There are some definite signs and symptoms that let you know you might have anemia. These include:
- Feeling tired all the time, even if you get enough sleep
- Pale skin
- Muscle weakness
- Feeling winded or short of breath
- A heartbeat that is irregular or feels to fast
- Dizziness and giddiness
- Hands and feet that get cold easily
What Causes Anemia?
While there are many different conditions that can cause anemia, there are three basics reasons why anemia happens:
- The body is losing red blood cells faster than it can make them (such as with heavy menstrual periods or a bleeding ulcer)
- The body is not making enough red blood cells (such as with aplastic anemia).
- The body is actively destroying red blood cells (such as with hemolytic anemia).
What are the Different Kinds of Anemia?
There are several different kinds of anemia, including:
- Iron deficiency anemia, where the body lacks enough iron to make enough hemoglobin
- Anemia due to folate or B12 deficiency, where the body does not have enough of these vitamins to make hemoglobin
- Aplastic anemia, where the body’s bone marrow reduces the amount of red blood cells that it makes
- Hemolytic anemia, where the body destroys its own red blood cells; one common type of hemolytic anemia is sickle cell anemia, which is a particular problem for those of African American descent
- Anemia due to a chronic disease, where the body become anemic due to another medical condition such as bone marrow disease or digestive diseases like Crohn’s disease
Who is at Risk for Anemia?
There are many risk factors for anemia; the most common ones include:
- Women who are pregnant or who have heavy or long periods
- A diet low in iron or B vitamins (vegetarian or vegan diets are particularly at risk for being low in these nutrients)

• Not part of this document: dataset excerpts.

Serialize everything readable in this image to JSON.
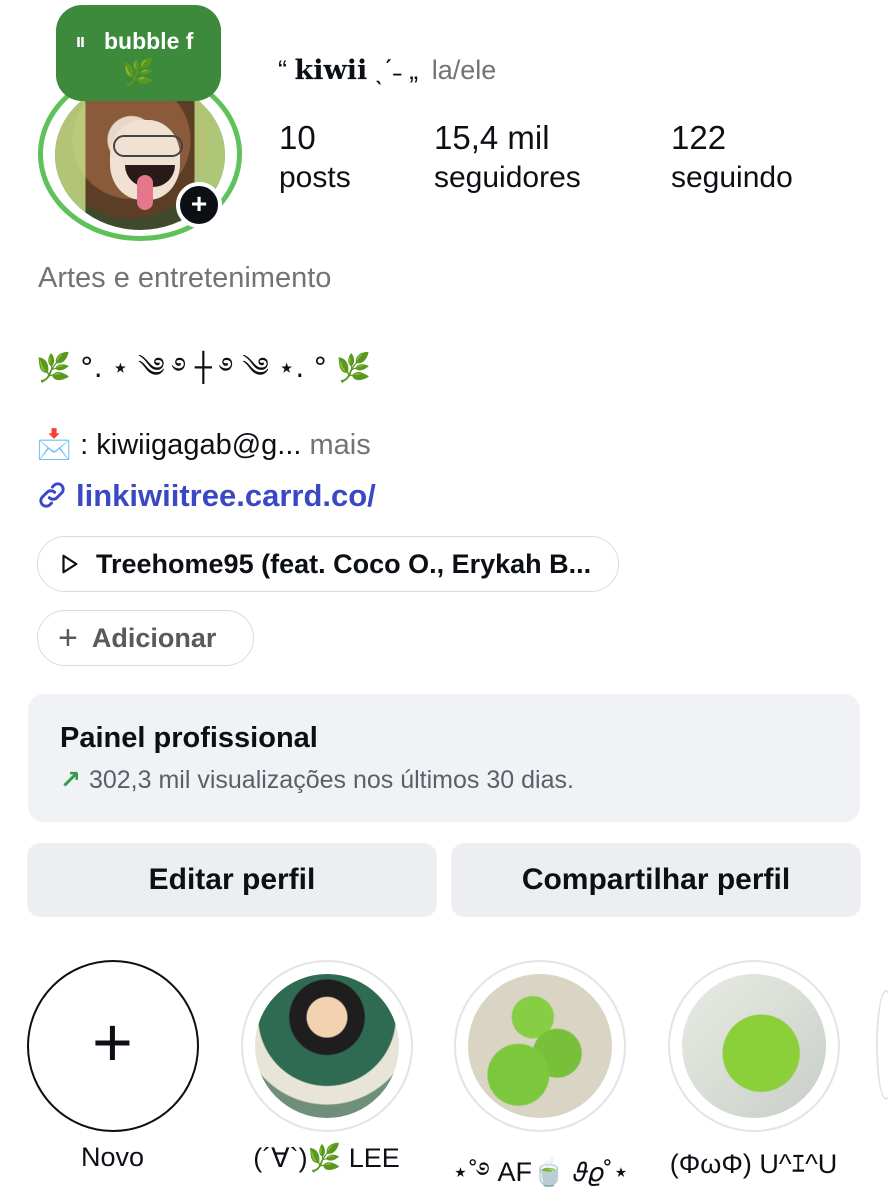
{
  "profile": {
    "note_text": "bubble f",
    "note_emoji": "🌿",
    "display_name_prefix": "“",
    "display_name": "kiwii",
    "display_name_suffix": "ˎˊ˗ „",
    "pronouns": "la/ele",
    "add_story_symbol": "+"
  },
  "stats": {
    "posts_count": "10",
    "posts_label": "posts",
    "followers_count": "15,4 mil",
    "followers_label": "seguidores",
    "following_count": "122",
    "following_label": "seguindo"
  },
  "bio": {
    "category": "Artes e entretenimento",
    "decoration": "🌿 °. ⋆ ༄ ࿔ ┼ ࿔ ༄ ⋆. ° 🌿",
    "email_icon": "📩",
    "email_text": ": kiwiigagab@g...",
    "more_label": "mais",
    "link_text": "linkiwiitree.carrd.co/"
  },
  "music": {
    "track": "Treehome95 (feat. Coco O., Erykah B..."
  },
  "add_button": {
    "symbol": "+",
    "label": "Adicionar"
  },
  "dashboard": {
    "title": "Painel profissional",
    "arrow": "↗",
    "subtitle": "302,3 mil visualizações nos últimos 30 dias."
  },
  "actions": {
    "edit_label": "Editar perfil",
    "share_label": "Compartilhar perfil"
  },
  "highlights": [
    {
      "label": "Novo",
      "symbol": "+"
    },
    {
      "label": "(´∀`)🌿 LEE"
    },
    {
      "label": "⋆˚࿔ AF🍵 𝜗𝜚˚⋆"
    },
    {
      "label": "(ΦωΦ) U^ｴ^U"
    }
  ],
  "colors": {
    "accent_green": "#5ec15a",
    "note_green": "#3d8a3d",
    "link_blue": "#3a48c4",
    "button_bg": "#eceef2"
  }
}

- Family history of this condition
- Other medication conditions such as cancer, Crohn’s disease, thyroid disease or rheumatoid arthritis
How Does a Doctor Know if Someone has Anemia?
If a doctor suspects that someone has anemia, he or she will perform a physical, ask about signs and symptoms that the patient is experiencing, and do blood tests like a complete blood count (that measures the number of red blood cells) and a test of measure the levels of hemoglobin in someone’s system.
How is Anemia Treated?
Anemia treatment varies a lot — and depends upon what is causing the condition in the first place. Possible treatments include:
- Eating a diet that is rich in iron, Vitamin B12 and folate
- Taking supplements of iron, folate and B12
- Receiving B12 shots if the body is not able to absorb B12 through food, as is the case with a condition called pernicious anemia.
- Treating the underlying cause of the anemia, such as a stomach ulcer or heavy periods
- A blood transfusion if the anemia is severe
- In the case of sickle cell anemia, the administration of oxygen and the use of a medication called hydroxyurea
In short, although anemia can be a serious condition, there are also ways to treat it, many of which include things like supplements or lifestyle changes like a diet which is richer in necessary nutrients. Often, just these simple treatments can help relieve the symptoms of this condition.